Thursday, July 2, 2009
R.I.P

May the king rest in peace. an icon to many, looked up upon. Michael Jackson, to us he is an icon, a king in the music scene. someone who makes a difference. his loss made a great impact on me, us and everyone. may god bless his soul with peace and prosperity. we missed him alot.

Wednesday, July 1, 2009
different.

i've been missing out on things lately. the launch in KL went smoothly. i think i have spent most of my time for my band and stuffs and people are starting to feel neglected. and seriously, i need a break from music life. im so busy with the band that i have forgotten some of my role as a brother, son, boyfriend and stuffs. im too caught up. i guess that now with the launch done and gone, i guess its time for life and reality.

i need to spend my time wisely so that i wont neglect my family and girlfriend. i dont ever want them to be neglected. band is a big deal to me but still, my family and girlfriend are as important too. much more important than my band. im sorry if some have felt the neglect-tion if theres any such word. i think there is. i promise i'll plan my time wisely.

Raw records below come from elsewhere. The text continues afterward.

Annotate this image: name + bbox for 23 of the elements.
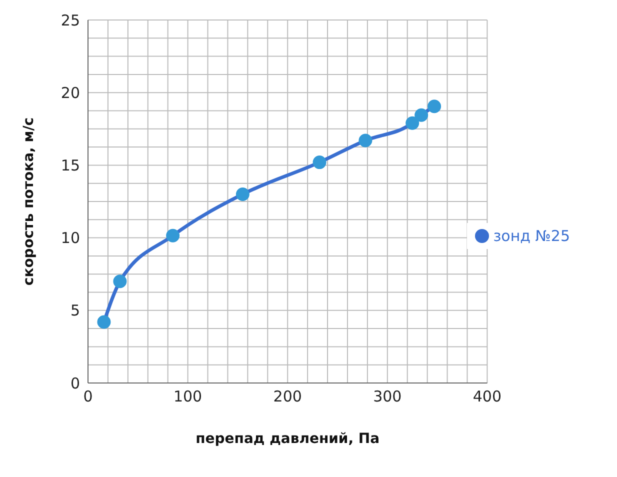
- point: [97, 315, 111, 329]
- y-tick-label: 20: [60, 84, 80, 102]
- y-tick-label: 10: [60, 229, 80, 248]
- x-tick-label: 0: [83, 388, 93, 406]
- point: [312, 156, 326, 170]
- point: [414, 108, 428, 122]
- y-tick-label: 25: [60, 11, 80, 30]
- y-axis-title: скорость потока, м/с: [20, 117, 37, 286]
- y-tick-label: 15: [60, 156, 80, 175]
- point: [406, 116, 420, 130]
- y-tick-label: 0: [70, 374, 80, 392]
- x-tick-label: 400: [472, 388, 502, 406]
- point: [358, 134, 372, 148]
- point: [428, 100, 442, 114]
- point: [113, 274, 127, 288]
- point: [166, 228, 180, 242]
- x-tick-label: 100: [173, 388, 202, 406]
- x-axis-title: перепад давлений, Па: [196, 431, 380, 447]
- y-tick-label: 5: [70, 302, 80, 320]
- x-tick-label: 300: [373, 388, 402, 406]
- x-tick-label: 200: [273, 388, 302, 406]
- point: [236, 187, 250, 201]
- legend-label: зонд №25: [493, 226, 570, 244]
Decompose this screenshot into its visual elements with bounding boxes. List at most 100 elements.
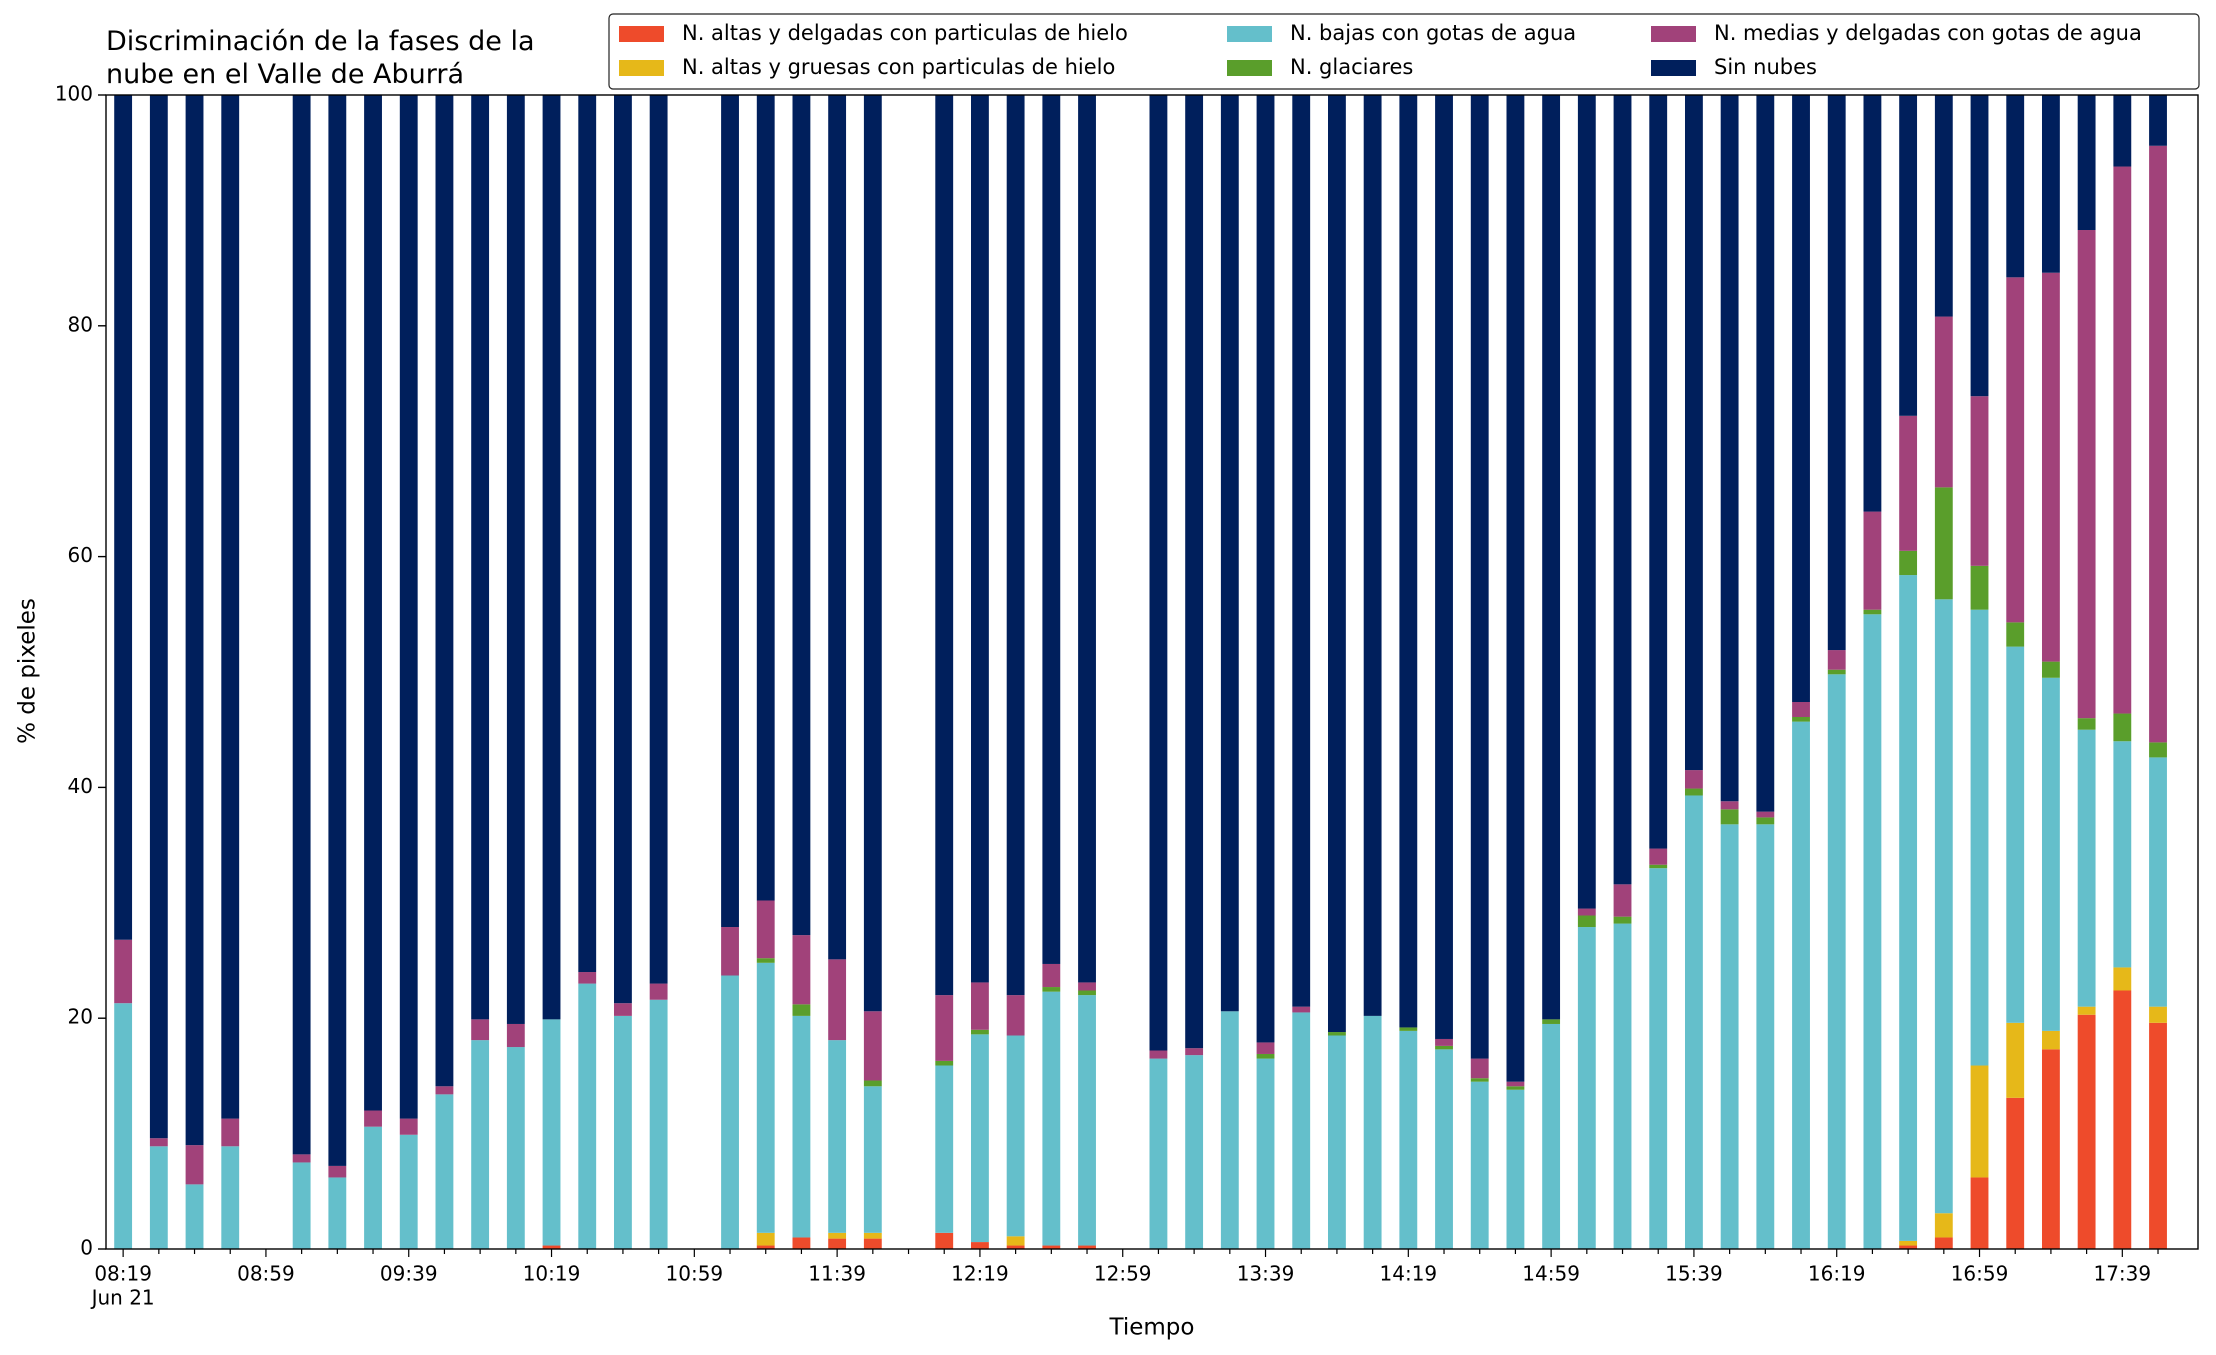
bar-segment [1006,995,1025,1036]
bar-segment [1684,95,1703,771]
bar-segment [1827,669,1846,675]
bar-segment [1435,1038,1453,1046]
legend-swatch [1227,60,1272,76]
bar-segment [2006,95,2025,278]
bar-segment [1220,1011,1239,1249]
legend-box [608,13,2200,90]
bar-segment [863,1011,882,1081]
bar-segment [1185,1055,1204,1249]
bar-segment [1863,614,1882,1249]
bar-segment [2041,677,2060,1031]
bar-segment [792,1004,811,1016]
bar-segment [2113,713,2132,742]
bar-segment [1042,991,1061,1246]
bar-segment [1970,609,1989,1066]
bar-segment [935,1065,954,1233]
bar-segment [399,95,418,1119]
bar-segment [1256,95,1275,1043]
bar-segment [1577,927,1596,1249]
bar-segment [114,1003,133,1249]
bar-segment [1934,316,1953,488]
bar-segment [2077,95,2096,231]
bar-segment [971,1034,989,1243]
bar-segment [1292,1012,1311,1249]
bar-segment [1078,995,1096,1246]
bar-segment [935,1060,954,1066]
bar-segment [1756,95,1775,812]
bar-segment [1292,95,1311,1007]
bar-segment [578,972,597,984]
bar-segment [1827,674,1846,1249]
y-tick-label: 0 [80,1236,93,1260]
bar-segment [2113,166,2132,714]
chart-title: nube en el Valle de Aburrá [106,59,464,90]
bar-segment [2149,1006,2167,1023]
bar-segment [614,1015,632,1249]
bar-segment [1720,824,1739,1249]
bar-segment [1078,982,1096,991]
bar-segment [1506,95,1525,1082]
bar-segment [2041,661,2060,678]
bar-segment [1792,95,1810,703]
y-axis-label: % de pixeles [15,598,41,744]
bar-segment [2113,741,2132,968]
bar-segment [1078,95,1096,983]
legend-swatch [1651,60,1696,76]
bar-segment [1506,1081,1525,1087]
bar-segment [792,1015,811,1238]
bar-segment [185,1145,204,1185]
bar-segment [756,958,775,963]
bar-segment [1399,1030,1418,1249]
bar-segment [1934,95,1953,317]
x-tick-label: 14:59 [1522,1262,1580,1286]
bar-segment [1327,1035,1346,1249]
bar-segment [1934,599,1953,1214]
bar-segment [1542,95,1561,1020]
bar-segment [506,1047,525,1249]
bar-segment [1470,1078,1489,1082]
bar-segment [471,1040,490,1249]
bar-segment [2077,1006,2096,1015]
bar-segment [2149,1022,2167,1249]
bar-segment [1684,788,1703,796]
bar-segment [828,1232,847,1239]
bar-segment [1756,811,1775,818]
bar-segment [1149,1058,1168,1249]
bar-segment [435,95,454,1087]
bar-segment [1934,1213,1953,1238]
bar-segment [649,95,668,984]
y-tick-label: 60 [68,543,93,567]
bar-segment [542,95,561,1020]
bar-segment [435,1086,454,1095]
bar-segment [2006,1097,2025,1249]
bar-segment [221,1118,240,1147]
x-tick-label: 12:59 [1094,1262,1152,1286]
bar-segment [2041,1049,2060,1249]
bar-segment [721,95,739,928]
legend-swatch [1227,26,1272,42]
bar-segment [2006,622,2025,647]
bar-segment [1899,95,1918,416]
bar-segment [614,95,632,1004]
bar-segment [114,95,133,940]
bar-segment [2041,95,2060,273]
bar-segment [1435,1045,1453,1050]
bar-segment [1006,1236,1025,1246]
bar-segment [578,95,597,973]
bar-segment [506,95,525,1024]
bar-segment [506,1023,525,1048]
bar-segment [935,1232,954,1249]
bar-segment [971,982,989,1030]
bar-segment [471,95,490,1020]
bar-segment [1042,95,1061,964]
bar-segment [149,1138,168,1147]
bar-segment [328,1177,347,1249]
bar-segment [1720,95,1739,802]
bar-segment [1863,95,1882,512]
bar-segment [863,1086,882,1233]
x-tick-label: 16:19 [1808,1262,1866,1286]
x-tick-label: 09:39 [380,1262,438,1286]
bar-segment [1970,95,1989,397]
bar-segment [328,1165,347,1178]
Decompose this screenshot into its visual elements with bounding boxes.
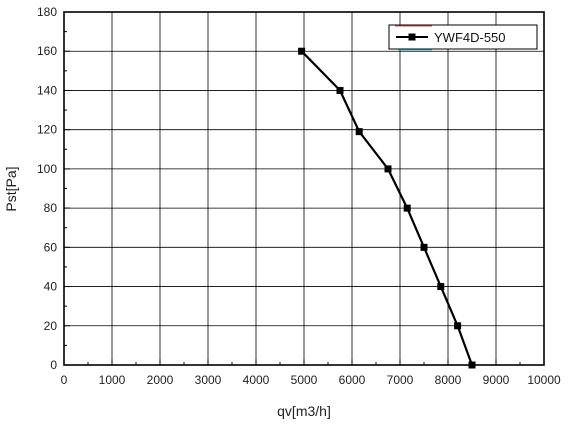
grid [64,12,544,365]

for now, i think i shall take a break maybe after this saturday's gig? spend my time with my girlfriend. and school is starting and im so not in the mood for schooling. H1N1 is spreading like fuck. god, please dont let my family and friends be affected by this disease. may this disease be destroyed once and for all.

baby, i promise that we'll get to spend our time together soon. you will have me by your side the whole day. hee. okay, ive got nothing more to update. blank as fuck. okay, see you party heads at the gig this saturday. have fun for the last week of hols. may god bless our wretched souls.